Omelia (08-03-2009)
mons. Roberto Brunelli
Nella prospettiva della Pasqua

Il momento più sublime della vita pubblica di Gesù, nei tre anni che precedettero la sua morte e risurrezione, è costituito dall’episodio dell’odierna pagina evangelica, la sua misteriosa quanto affascinante trasfigurazione. "Gesù prese con sé Pietro, Giacomo e Giovanni e li condusse su un alto monte, in disparte, loro soli. Fu trasfigurato davanti a loro e le sue vesti divennero splendenti, bianchissime... E apparve loro Elia con Mosè e conversavano con Gesù... Venne una nube che li coprì con la sua ombra e dalla nube uscì una voce: "

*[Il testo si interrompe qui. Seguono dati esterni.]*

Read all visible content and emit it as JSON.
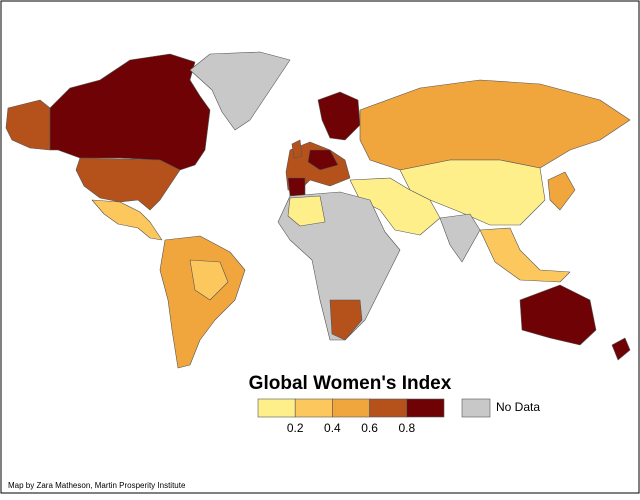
{
  "title": "Global Women's Index",
  "legend": {
    "colors": [
      "#ffef8a",
      "#fcc85e",
      "#f0a63c",
      "#b5521c",
      "#6e0205"
    ],
    "ticks": [
      0.2,
      0.4,
      0.6,
      0.8
    ]
  },
  "no_data": {
    "label": "No Data",
    "color": "#c8c8c8"
  },
  "credit": "Map by Zara Matheson, Martin Prosperity Institute"
}
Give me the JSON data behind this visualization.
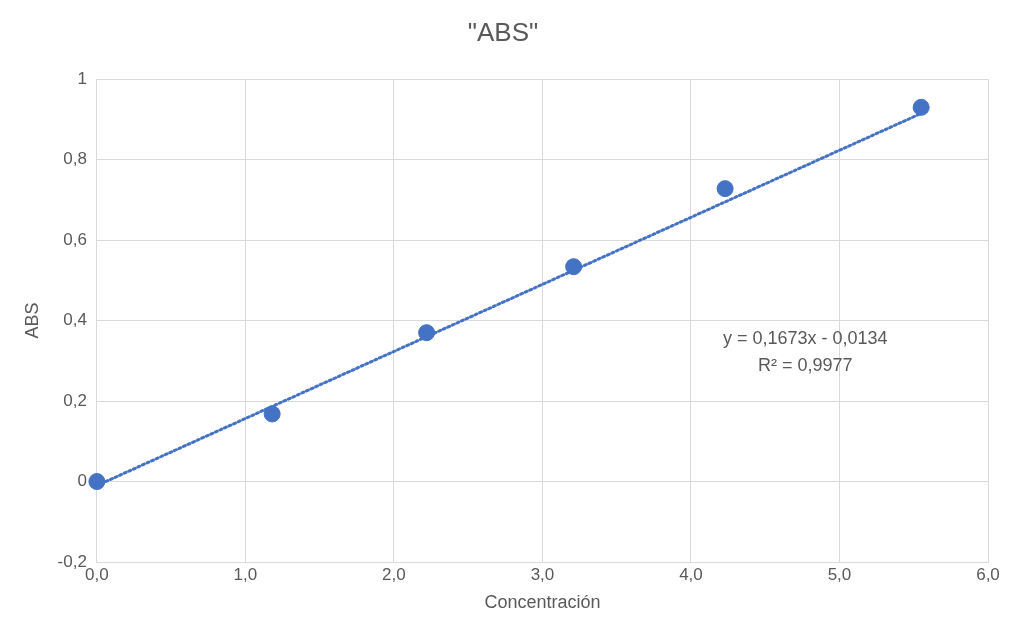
{
  "chart_data": {
    "type": "scatter",
    "title": "\"ABS\"",
    "xlabel": "Concentración",
    "ylabel": "ABS",
    "x": [
      0,
      1.18,
      2.22,
      3.21,
      4.23,
      5.55
    ],
    "series": [
      {
        "type": "scatter",
        "color": "#4472c4",
        "values": [
          0,
          0.168,
          0.37,
          0.534,
          0.728,
          0.93
        ],
        "marker": "circle"
      },
      {
        "type": "line",
        "color": "#4472c4",
        "x": [
          0,
          5.55
        ],
        "values": [
          -0.01,
          0.915
        ],
        "line_style": "dotted",
        "marker": "none"
      }
    ],
    "xlim": [
      0,
      6
    ],
    "xticks": [
      {
        "value": 0,
        "label": "0,0"
      },
      {
        "value": 1,
        "label": "1,0"
      },
      {
        "value": 2,
        "label": "2,0"
      },
      {
        "value": 3,
        "label": "3,0"
      },
      {
        "value": 4,
        "label": "4,0"
      },
      {
        "value": 5,
        "label": "5,0"
      },
      {
        "value": 6,
        "label": "6,0"
      }
    ],
    "ylim": [
      -0.2,
      1
    ],
    "yticks": [
      {
        "value": -0.2,
        "label": "-0,2"
      },
      {
        "value": 0,
        "label": "0"
      },
      {
        "value": 0.2,
        "label": "0,2"
      },
      {
        "value": 0.4,
        "label": "0,4"
      },
      {
        "value": 0.6,
        "label": "0,6"
      },
      {
        "value": 0.8,
        "label": "0,8"
      },
      {
        "value": 1,
        "label": "1"
      }
    ],
    "grid": true,
    "legend": false,
    "annotations": [
      "y = 0,1673x - 0,0134",
      "R² = 0,9977"
    ]
  }
}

La liturgia celebra questo episodio con una festa propria, il 6 agosto: ci si può chiedere dunque perché richiamarlo anche oggi. La risposta sta nel fatto che le letture della quaresima sono scelte per suggerire un percorso di preparazione alla Pasqua; il senso poi della tappa odierna si percepisce se si considerano anche le altre due letture che precedono quella della trasfigurazione. La prima (Genesi 22,1-18) riferisce l’episodio della prova suprema cui fu sottoposta la fede di Abramo, capostipite degli ebrei ma anche, sul piano spirituale, di tutti gli altri credenti nell’unico vero Dio, cristiani compresi. A lui Dio ordinò di offrirgli in sacrificio il suo unico figlio: richiesta in sé terribile, aggravata dal fatto che Abramo, ormai vecchio, non poteva sperare di averne altri e dunque non capiva come Dio potesse mantenere la promessa di trarre da lui una numerosa discendenza. Malgrado ciò egli obbedì al comando divino, e già stava per immolare il piccolo Isacco quando Dio lo fermò: "Non stendere la mano contro il ragazzo e non fargli niente! Ora so che tu temi Dio e non mi hai rifiutato tuo figlio, il tuo unigenito".
L’episodio rimanda spontaneamente al Crocifisso: per amore degli uomini, il suo Figlio unigenito lui, Dio, non l’ha risparmiato! Lo ricorda la seconda lettura (Lettera ai Romani 8,31-34), che dal fatto trae una confortante conseguenza: "Se Dio è per noi, chi sarà contro di noi? Egli, che non ha risparmiato il proprio Figlio, ma lo ha consegnato per tutti noi, non ci donerà forse ogni cosa insieme a lui?... Cristo Gesù è morto, anzi è risorto, sta alla destra di Dio e intercede per noi".
Il richiamo alla risurrezione e alla gloria di Gesù sfocia nel vangelo di oggi. Per un momento egli mostra ai tre discepoli quel che di lui normalmente restava celato: la divinità, lo splendore della gloria e la sintonia col Padre suo. Con questa visione prepara i discepoli alla sua Pasqua, e glielo dice: "Mentre scendevano dal monte, ordinò loro di non raccontare ad alcuno ciò che avevano visto, se non dopo che il Figlio dell’uomo fosse risorto dai morti". Il significato della croce sarebbe incomprensibile, anzi inaccettabile, se non si associasse all’altra faccia del mistero, la risurrezione. Di qui la scelta delle letture di oggi: nel cammino verso la Pasqua si incontrerà prima la passione e la morte di Gesù, da recepire però nella prospettiva dell’evento successivo, appunto la sua risurrezione.
Per il cristiano non può esserci un percorso diverso; anch’egli, come Gesù, si trova nella vita ad affrontare momenti di tribolazione e sofferenza, nei quali però non deve disperare, perché anche a lui è offerta la prospettiva della vita eterna. Un altro insegnamento è poi da sottolineare nell’episodio della trasfigurazione, quello insito nell’imperioso invito divino ("Questi è il Figlio mio: ascoltatelo!"). Tenendo presente che l’ascoltare non è il semplice udire, ma è l’accogliere con la mente e il cuore, sull’esempio di Maria di cui la Scrittura dice (Vangelo secondo Luca 2,19 e 51) che "custodiva tutte queste cose, meditandole nel suo cuore".